L'apnée du prématuré se manifeste par des arrêts respiratoires répétitifs et un pouls sous la normale. La sous-oxygénation du sang qui en résulte peut être néfaste pour les tissus en développement et engendrer des rétinopathies sévères et des troubles neurocognitifs. Le traitement consiste à régulariser la respiration du prématuré à l'aide de caféine.
La maturation des circuits neuronaux qui contrôlent les fonctions respiratoires se produit tardivement pendant la grossesse, ce qui explique pourquoi les problèmes respiratoires sont fréquents chez les prématurés. L'un de ces problèmes est l'apnée du prématuré, qui se caractérise par des arrêts respiratoires de plus de 20 secondes ou encore par des arrêts respiratoires de moins de 20 secondes accompagnés d'un pouls se situant sous les 80 battements à la minute. «Il peut en résulter une sous-oxygénation des tissus en développement menant à des rétinopathies sévères ou à des troubles neurocognitifs», rappelle Richard Kinkead, professeur à la Faculté de médecine et chercheur à l'Institut universitaire de cardiologie et de pneumologie de Québec (IUCPQ).

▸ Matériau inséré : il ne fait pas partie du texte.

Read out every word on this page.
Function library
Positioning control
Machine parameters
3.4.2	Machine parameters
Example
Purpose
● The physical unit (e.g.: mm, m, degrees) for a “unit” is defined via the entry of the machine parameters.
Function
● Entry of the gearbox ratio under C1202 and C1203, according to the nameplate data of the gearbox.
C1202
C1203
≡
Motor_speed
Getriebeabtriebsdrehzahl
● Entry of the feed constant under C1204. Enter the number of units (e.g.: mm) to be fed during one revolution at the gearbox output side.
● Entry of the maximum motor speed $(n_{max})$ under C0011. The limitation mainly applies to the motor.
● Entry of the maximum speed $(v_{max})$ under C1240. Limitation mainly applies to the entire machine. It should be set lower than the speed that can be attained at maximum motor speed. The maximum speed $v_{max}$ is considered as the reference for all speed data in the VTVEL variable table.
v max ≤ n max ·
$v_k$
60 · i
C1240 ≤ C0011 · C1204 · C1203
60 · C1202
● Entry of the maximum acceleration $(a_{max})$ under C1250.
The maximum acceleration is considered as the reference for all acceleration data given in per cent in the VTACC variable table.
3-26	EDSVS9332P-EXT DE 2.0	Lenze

Le traitement de choix contre l'apnée du prématuré est l'administration de caféine par voie intraveineuse. «Cette molécule stimule les circuits neuronaux qui régularisent la respiration. Toutefois, elle n'agit pas sur la maturation de ces circuits, précise le professeur Kinkead. On l'administre pour atténuer les problèmes en attendant que le système respiratoire des enfants soit suffisamment développé. La durée du traitement est donc une indication du temps requis pour achever cette maturation.»
Jusqu'à présent, les études cliniques portant sur le traitement à la caféine n'ont pas tenu compte du sexe des enfants, même si les problèmes respiratoires sont plus fréquents chez les prématurés de sexe masculin et que la caféine est métabolisée plus rapidement par les filles. «Notre étude visait à déterminer si le sexe avait un effet sur la prévalence de l'apnée des prématurés et sur l'efficacité du traitement», résume le professeur Kinkead.
Le chercheur et ses collaborateurs ont étudié 24 387 enfants nés entre la 24e et la 34e semaine de grossesse et admis dans une unité néonatale de soins intensifs entre janvier 2011 et décembre 2015. Près de 14 000 de ces prématurés ont souffert d'apnée et 89% d'entre eux ont reçu de la caféine jusqu'à ce que leurs fonctions respiratoires soient normales. Les analyses des chercheurs montrent que la durée du traitement à la caféine était plus longue chez les garçons que chez les filles, surtout chez les enfants nés avant la 28e semaine de grossesse. Ainsi, chez les enfants nés après 24-25 semaines de grossesse, 75% des garçons devaient toujours recevoir de la caféine à 34 semaines d'âge gestationnel contre 69% des filles.
«Ces résultats suggèrent que la maturation du système respiratoire se produit plus lentement chez les garçons, souligne le professeur Kinkead. On soupçonne que les hormones sexuelles sont en cause, mais on ne connaît pas les mécanismes responsables de cette différence. Notre étude met en lumière l'importance de tenir compte du sexe des enfants dans les recherches sur l'apnée du prématuré. Il se pourrait, par exemple, que de nouveaux médicaments pour traiter l'apnée n'aient pas le même effet chez les garçons et chez les filles. Il faut documenter ces différences si on veut offrir le meilleur traitement possible à chaque enfant.»
L'étude publiée dans Experimental Physiology est le fruit d'une collaboration entre des chercheurs du Centre de recherche de l'IUCPQ, du Centre de recherche du CHU de Québec – Université Laval et de l'Université de Toronto. Les auteurs en sont Aida Bairam, Nathalie Laflamme, Christine Drolet, Bruno Piedboeuf, Prakesh S. Shah et Richard Kinkead. Elle a été réalisée avec le concours des membres du Canadian Neonatal Network.